Meta declined to answer ten questions WIRED posed before publishing, including whether it had already created the database of face profiles NameTag uses, how long the app retains photographs and biometric data of unrecognised people, and whether that data would ever be sent back to Meta’s servers. The company also did not respond to questions about whether it was building NameTag for blind or low-vision users, or to criticism from privacy advocates who warned the system could let stalkers and abusers identify strangers in public.

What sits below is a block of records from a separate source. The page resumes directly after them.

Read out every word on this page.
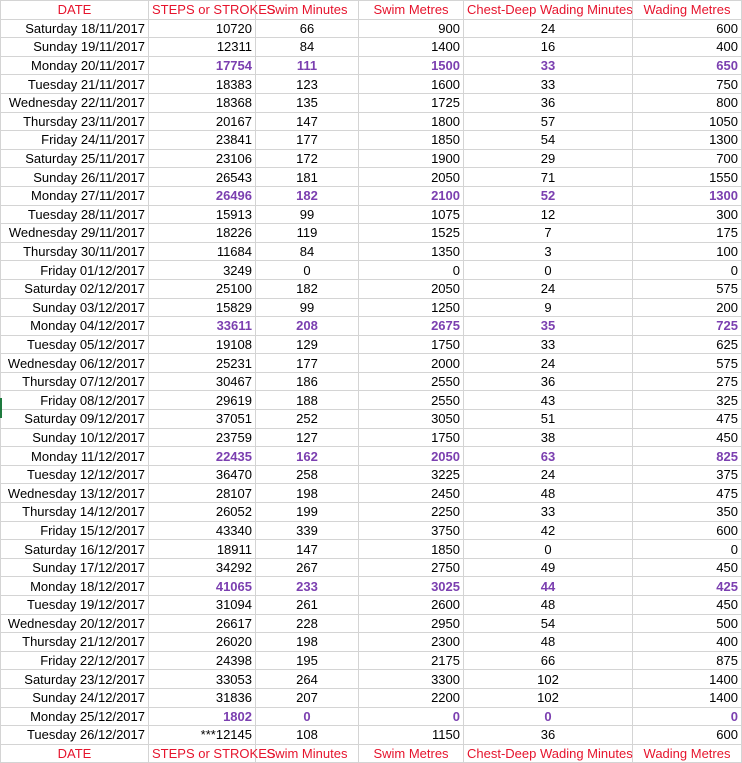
DATE	STEPS or STROKES	Swim Minutes	Swim Metres	Chest-Deep Wading Minutes	Wading Metres
Saturday 18/11/2017	10720	66	900	24	600
Sunday 19/11/2017	12311	84	1400	16	400
Monday 20/11/2017	17754	111	1500	33	650
Tuesday 21/11/2017	18383	123	1600	33	750
Wednesday 22/11/2017	18368	135	1725	36	800
Thursday 23/11/2017	20167	147	1800	57	1050
Friday 24/11/2017	23841	177	1850	54	1300
Saturday 25/11/2017	23106	172	1900	29	700
Sunday 26/11/2017	26543	181	2050	71	1550
Monday 27/11/2017	26496	182	2100	52	1300
Tuesday 28/11/2017	15913	99	1075	12	300
Wednesday 29/11/2017	18226	119	1525	7	175
Thursday 30/11/2017	11684	84	1350	3	100
Friday 01/12/2017	3249	0	0	0	0
Saturday 02/12/2017	25100	182	2050	24	575
Sunday 03/12/2017	15829	99	1250	9	200
Monday 04/12/2017	33611	208	2675	35	725
Tuesday 05/12/2017	19108	129	1750	33	625
Wednesday 06/12/2017	25231	177	2000	24	575
Thursday 07/12/2017	30467	186	2550	36	275
Friday 08/12/2017	29619	188	2550	43	325
Saturday 09/12/2017	37051	252	3050	51	475
Sunday 10/12/2017	23759	127	1750	38	450
Monday 11/12/2017	22435	162	2050	63	825
Tuesday 12/12/2017	36470	258	3225	24	375
Wednesday 13/12/2017	28107	198	2450	48	475
Thursday 14/12/2017	26052	199	2250	33	350
Friday 15/12/2017	43340	339	3750	42	600
Saturday 16/12/2017	18911	147	1850	0	0
Sunday 17/12/2017	34292	267	2750	49	450
Monday 18/12/2017	41065	233	3025	44	425
Tuesday 19/12/2017	31094	261	2600	48	450
Wednesday 20/12/2017	26617	228	2950	54	500
Thursday 21/12/2017	26020	198	2300	48	400
Friday 22/12/2017	24398	195	2175	66	875
Saturday 23/12/2017	33053	264	3300	102	1400
Sunday 24/12/2017	31836	207	2200	102	1400
Monday 25/12/2017	1802	0	0	0	0
Tuesday 26/12/2017	***12145	108	1150	36	600
DATE	STEPS or STROKES	Swim Minutes	Swim Metres	Chest-Deep Wading Minutes	Wading Metres
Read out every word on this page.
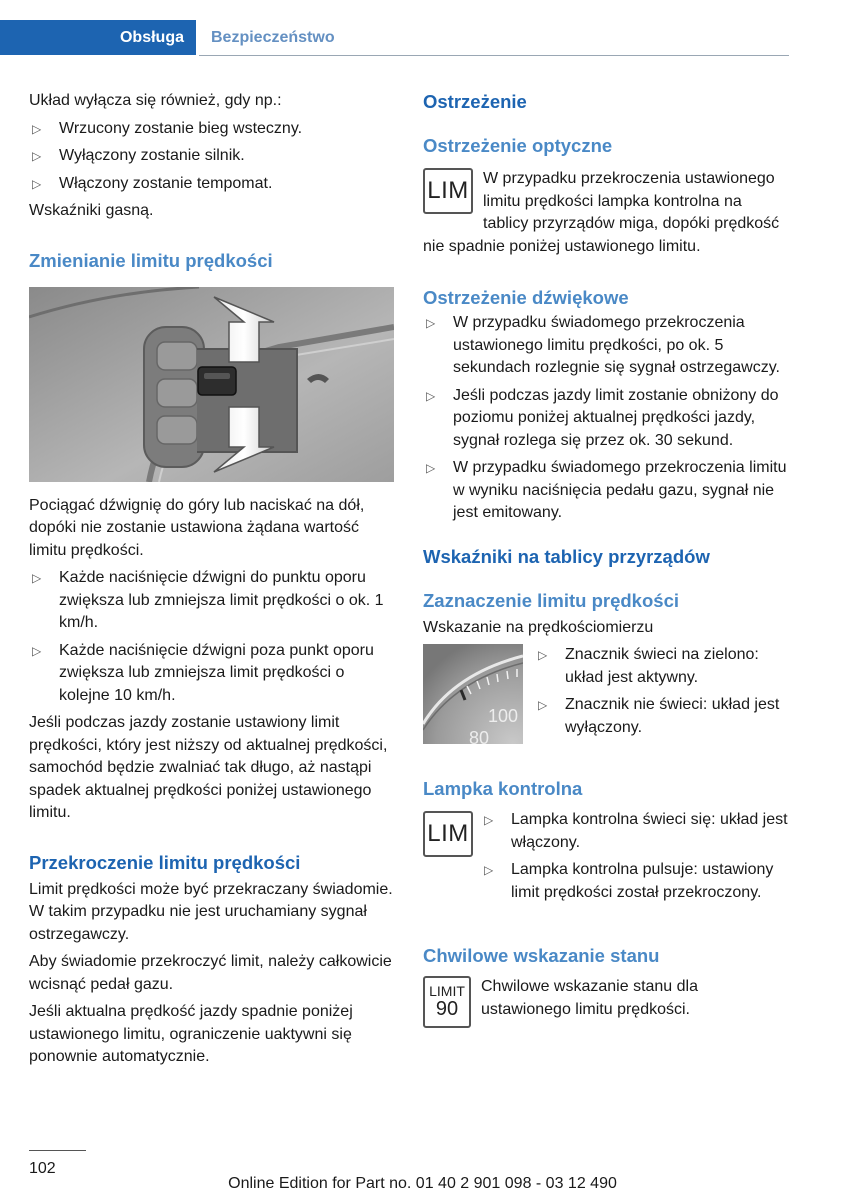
Obsługa Bezpieczeństwo

Układ wyłącza się również, gdy np.:

▷ Wrzucony zostanie bieg wsteczny.
▷ Wyłączony zostanie silnik.
▷ Włączony zostanie tempomat.

Wskaźniki gasną.

Zmienianie limitu prędkości

Pociągać dźwignię do góry lub naciskać na dół, dopóki nie zostanie ustawiona żądana wartość limitu prędkości.

▷ Każde naciśnięcie dźwigni do punktu oporu zwiększa lub zmniejsza limit prędkości o ok. 1 km/h.
▷ Każde naciśnięcie dźwigni poza punkt oporu zwiększa lub zmniejsza limit prędkości o kolejne 10 km/h.

Jeśli podczas jazdy zostanie ustawiony limit prędkości, który jest niższy od aktualnej prędkości, samochód będzie zwalniać tak długo, aż nastąpi spadek aktualnej prędkości poniżej ustawionego limitu.

Przekroczenie limitu prędkości

Limit prędkości może być przekraczany świadomie. W takim przypadku nie jest uruchamiany sygnał ostrzegawczy.

Aby świadomie przekroczyć limit, należy całkowicie wcisnąć pedał gazu.

Jeśli aktualna prędkość jazdy spadnie poniżej ustawionego limitu, ograniczenie uaktywni się ponownie automatycznie.

Ostrzeżenie
Ostrzeżenie optyczne
LIM W przypadku przekroczenia ustawionego limitu prędkości lampka kontrolna na tablicy przyrządów miga, dopóki prędkość nie spadnie poniżej ustawionego limitu.
Ostrzeżenie dźwiękowe
▷ W przypadku świadomego przekroczenia ustawionego limitu prędkości, po ok. 5 sekundach rozlegnie się sygnał ostrzegawczy.
▷ Jeśli podczas jazdy limit zostanie obniżony do poziomu poniżej aktualnej prędkości jazdy, sygnał rozlega się przez ok. 30 sekund.
▷ W przypadku świadomego przekroczenia limitu w wyniku naciśnięcia pedału gazu, sygnał nie jest emitowany.
Wskaźniki na tablicy przyrządów
Zaznaczenie limitu prędkości

Wskazanie na prędkościomierzu

100
80
▷ Znacznik świeci na zielono: układ jest aktywny.
▷ Znacznik nie świeci: układ jest wyłączony.
Lampka kontrolna
LIM
▷ Lampka kontrolna świeci się: układ jest włączony.
▷ Lampka kontrolna pulsuje: ustawiony limit prędkości został przekroczony.
Chwilowe wskazanie stanu
LIMIT
90
Chwilowe wskazanie stanu dla ustawionego limitu prędkości.
102
Online Edition for Part no. 01 40 2 901 098 - 03 12 490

NameTag first surfaced in February, when The New York Times, citing internal Meta documents, reported that the company was developing face recognition for its smart glasses and considering a launch as early as this year. One internal memo reportedly described releasing the feature during a “dynamic political environment” when privacy and civil liberties advocates would be distracted by other concerns. WIRED subsequently found that much of NameTag’s machinery had been built into the Meta AI app as early as January, months before any public acknowledgement, adding another layer to the company’s pattern of shipping first and disclosing later when it comes to its smart glasses.

Kade Crockford, director of the technology for liberty programme at the American Civil Liberties Union of Massachusetts, said the removal does not undo the original decision to ship the code and pointed to it as evidence that consumer privacy needs stronger legal protection than Congress has been willing to provide. The Massachusetts House of Representatives last week unanimously passed a consumer privacy bill that, if enacted as written, would impose strong enforcement provisions including a private right of action allowing aggrieved users to sue. “State lawmakers need to do their job and step up to protect consumer privacy,” Crockford said.

Meta’s sneaky tactics in slipping the face-recognition code into its smart glasses show exactly why data privacy bills need the teeth of strong enforcement,” Crockford added. “Companies like Meta prioritise their bottom line, so lawmakers need to speak in the only language its C-suite understands.” Whether a code removal prompted by investigative reporting constitutes a victory or merely a tactical retreat depends on what Meta does next, and on whether the regulatory pressure building on both sides of the Atlantic produces enforceable consequences before the feature quietly returns under a different name.